ATENE – Ormai tutti dovrebbero aver capito che noi greci amiamo le tragedie. O al massimo che le tragedie amano noi. In ogni caso, non è per nulla scontato che la drammatica situazione in cui si trova ora il Paese finisca nel modo in cui ci auguriamo e che speriamo. Mercoledì l’Eurogruppo deciderà se la Grecia potrà ricevere il nuovo pacchetto di aiuti da 130 miliardi di euro. I ministri finanziari dell’eurozona hanno già chiesto ai leader politici di mettere nero su bianco i propri impegni nei confronti dell’Europa. E qui potremmo assistere ad una nuova tragedia.
I nuovi fondi comunitari consentiranno ad Atene di rifinanziare 14,5 miliardi di euro di bond in scadenza il 20 marzo, evitando così un fallimento disordinato del Paese, e di finalizzare l’accordo sul taglio al valore nominale dei titoli ellenici detenuti dal settore privato (Psi). Soltanto fino alla prossima tranche e al prossimo thriller, con le relative scadenze che la Grecia non rispetterà mai. Così i nostri “soci” perderanno nuovamente la pazienza e ci chiederanno ulteriori impegni e nuove misure di austerity. Dopotutto, soltanto poche ore fa Angela Merkel ha confermato la durissima presa di posizione della Germania sulla Grecia, ripetendo che non ci sarà alcuna modifica al nuovo piano di salvataggio. E poi che succederà? Ci saranno ancora tagli o un fallimento vero e proprio?
I cittadini non sono in grado di sopportare altri sforzi. Domenica sera più di 100mila persone sono scese in piazza per urlare la loro rabbia di fronte al Parlamento, che ha approvato un piano fatto di tagli salariali e al sistema pensionistico, di nuove tasse e nuovi oneri. C’è da dire che il primo piano di austerity non ha funzionato molto bene – poiché non è stato totalmente messo in pratica dai politici, troppo preoccupati dal suo costo elettorale – dato che il Paese rimane in profonda recessione. «I nuovi tagli ci uccideranno», gridavano ieri sera i manifestanti, e ancora: «Questo piano non aiuterà il Paese, lo seppellirà».
Sono in molti a essere d’accordo. Ieri il premier Papademos, annunciando il piano al Parlamento, ha ammesso che la Grecia soffrirà, ma riuscirà a non autodistruggersi e a rimanere in Eurozona.
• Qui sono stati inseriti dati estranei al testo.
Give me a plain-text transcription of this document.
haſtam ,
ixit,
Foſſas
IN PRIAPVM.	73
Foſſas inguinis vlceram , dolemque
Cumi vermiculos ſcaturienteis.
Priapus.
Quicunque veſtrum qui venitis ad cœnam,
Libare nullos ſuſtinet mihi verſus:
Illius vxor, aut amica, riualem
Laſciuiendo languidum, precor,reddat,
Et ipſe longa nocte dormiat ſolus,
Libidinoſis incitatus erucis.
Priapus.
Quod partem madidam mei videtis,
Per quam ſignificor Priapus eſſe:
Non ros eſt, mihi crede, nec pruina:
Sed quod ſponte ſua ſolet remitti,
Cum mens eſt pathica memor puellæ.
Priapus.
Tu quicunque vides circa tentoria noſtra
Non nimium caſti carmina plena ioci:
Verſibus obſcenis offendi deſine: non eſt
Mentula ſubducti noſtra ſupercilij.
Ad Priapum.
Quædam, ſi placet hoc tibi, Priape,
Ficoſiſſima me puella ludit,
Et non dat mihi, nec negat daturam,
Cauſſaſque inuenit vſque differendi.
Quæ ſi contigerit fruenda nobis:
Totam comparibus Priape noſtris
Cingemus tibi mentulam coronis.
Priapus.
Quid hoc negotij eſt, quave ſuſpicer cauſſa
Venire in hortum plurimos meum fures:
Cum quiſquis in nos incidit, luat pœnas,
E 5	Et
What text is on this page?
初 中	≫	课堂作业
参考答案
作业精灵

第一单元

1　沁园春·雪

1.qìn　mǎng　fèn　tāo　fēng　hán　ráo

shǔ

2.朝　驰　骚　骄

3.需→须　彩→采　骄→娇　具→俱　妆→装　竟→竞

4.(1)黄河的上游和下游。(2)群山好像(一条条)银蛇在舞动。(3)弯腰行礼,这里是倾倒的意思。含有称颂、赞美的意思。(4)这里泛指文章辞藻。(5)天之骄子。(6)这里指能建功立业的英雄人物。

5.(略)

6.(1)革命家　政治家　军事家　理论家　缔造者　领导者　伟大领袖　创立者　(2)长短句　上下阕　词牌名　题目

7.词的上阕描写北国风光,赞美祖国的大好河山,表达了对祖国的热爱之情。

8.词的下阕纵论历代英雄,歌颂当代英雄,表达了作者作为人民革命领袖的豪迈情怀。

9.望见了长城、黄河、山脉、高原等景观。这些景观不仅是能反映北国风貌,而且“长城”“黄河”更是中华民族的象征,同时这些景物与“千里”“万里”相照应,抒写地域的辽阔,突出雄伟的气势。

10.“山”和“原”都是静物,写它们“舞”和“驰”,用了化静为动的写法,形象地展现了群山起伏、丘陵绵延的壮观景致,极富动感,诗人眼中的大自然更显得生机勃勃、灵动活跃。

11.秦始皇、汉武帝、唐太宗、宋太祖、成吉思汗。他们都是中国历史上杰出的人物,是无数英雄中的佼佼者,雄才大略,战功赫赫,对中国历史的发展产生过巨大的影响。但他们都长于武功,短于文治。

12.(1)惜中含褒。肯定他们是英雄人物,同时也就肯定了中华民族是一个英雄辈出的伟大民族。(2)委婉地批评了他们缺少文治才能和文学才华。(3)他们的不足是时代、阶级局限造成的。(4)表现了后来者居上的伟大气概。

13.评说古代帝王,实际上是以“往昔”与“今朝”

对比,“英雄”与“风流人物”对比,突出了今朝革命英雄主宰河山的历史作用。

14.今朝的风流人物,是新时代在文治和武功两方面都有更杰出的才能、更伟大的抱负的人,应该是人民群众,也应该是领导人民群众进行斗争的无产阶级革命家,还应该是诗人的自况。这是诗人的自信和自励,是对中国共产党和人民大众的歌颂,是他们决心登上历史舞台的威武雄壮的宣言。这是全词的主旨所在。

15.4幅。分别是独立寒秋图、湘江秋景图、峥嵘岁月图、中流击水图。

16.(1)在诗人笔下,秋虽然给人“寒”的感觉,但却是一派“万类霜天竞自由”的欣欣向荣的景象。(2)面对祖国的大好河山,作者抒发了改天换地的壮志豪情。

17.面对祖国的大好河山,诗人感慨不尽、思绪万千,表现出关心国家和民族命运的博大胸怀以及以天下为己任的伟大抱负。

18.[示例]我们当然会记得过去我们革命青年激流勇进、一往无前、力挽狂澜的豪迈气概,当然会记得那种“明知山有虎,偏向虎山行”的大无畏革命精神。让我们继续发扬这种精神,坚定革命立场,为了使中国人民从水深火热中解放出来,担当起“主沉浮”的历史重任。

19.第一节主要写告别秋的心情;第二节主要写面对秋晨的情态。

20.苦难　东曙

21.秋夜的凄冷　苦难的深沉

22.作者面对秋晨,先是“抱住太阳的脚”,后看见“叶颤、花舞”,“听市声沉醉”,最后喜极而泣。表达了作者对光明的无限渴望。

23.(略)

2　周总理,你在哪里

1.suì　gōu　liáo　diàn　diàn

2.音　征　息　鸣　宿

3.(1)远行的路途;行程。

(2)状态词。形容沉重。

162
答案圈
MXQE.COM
Quasi nessuno gli crede. La maggioranza dei cittadini ritiene che il piano sia destinato al fallimento. I tagli abbasseranno ancora i redditi e innalzeranno il tasso di disoccupazione, salito al 20% secondo le stime ufficiali, che parlano di un milione di disoccupati (1,5 milioni secondo le stime non ufficiali). A questo punto, il default è un’opzione?
Tranne la coalizione di Governo, i partiti d’opposizione rispondono affermativamente: «Il default è meglio dell’austerity. Non vi preoccupate, non possono farci uscire a calci dall’Europa», è il loro pensiero. Poi ci sono le istanze del partito comunista, che spinge per un’uscita immediata dall’Europa e per l’abbandono della moneta unica. Sicuramente il popolo greco preferisce continuare a essere parte dell’Europa, ma più le condizioni di vita diventano difficili più i cittadini accarezzano l’idea di un ritorno alla dracma, senza però essere consapevoli di quale sia il reale significato di una mossa simile. «La vita è già dura con l’euro, quanto potrebbe peggiorare con la dracma?», è la domanda che si pongono quotidianamente.
Purtroppo, all’orizzonte non c’è altra via che non sia aderire alle riforme che la Troika ci ha chiesto. Le riforme sono necessarie, e la Grecia avrebbe dovuto portarle a termine molti anni fa. Il Paese ha sicuramente bisogno di più tempo, ma anche di una prospettiva. In fin dei conti, negli ultimi anni Atene ha tagliato il suo deficit del 5 per cento. La vera domanda, allora, è: quanto tempo rimane alla Grecia? E quanto all’Europa? E soprattutto: quanto tempo vogliono concederci ancora?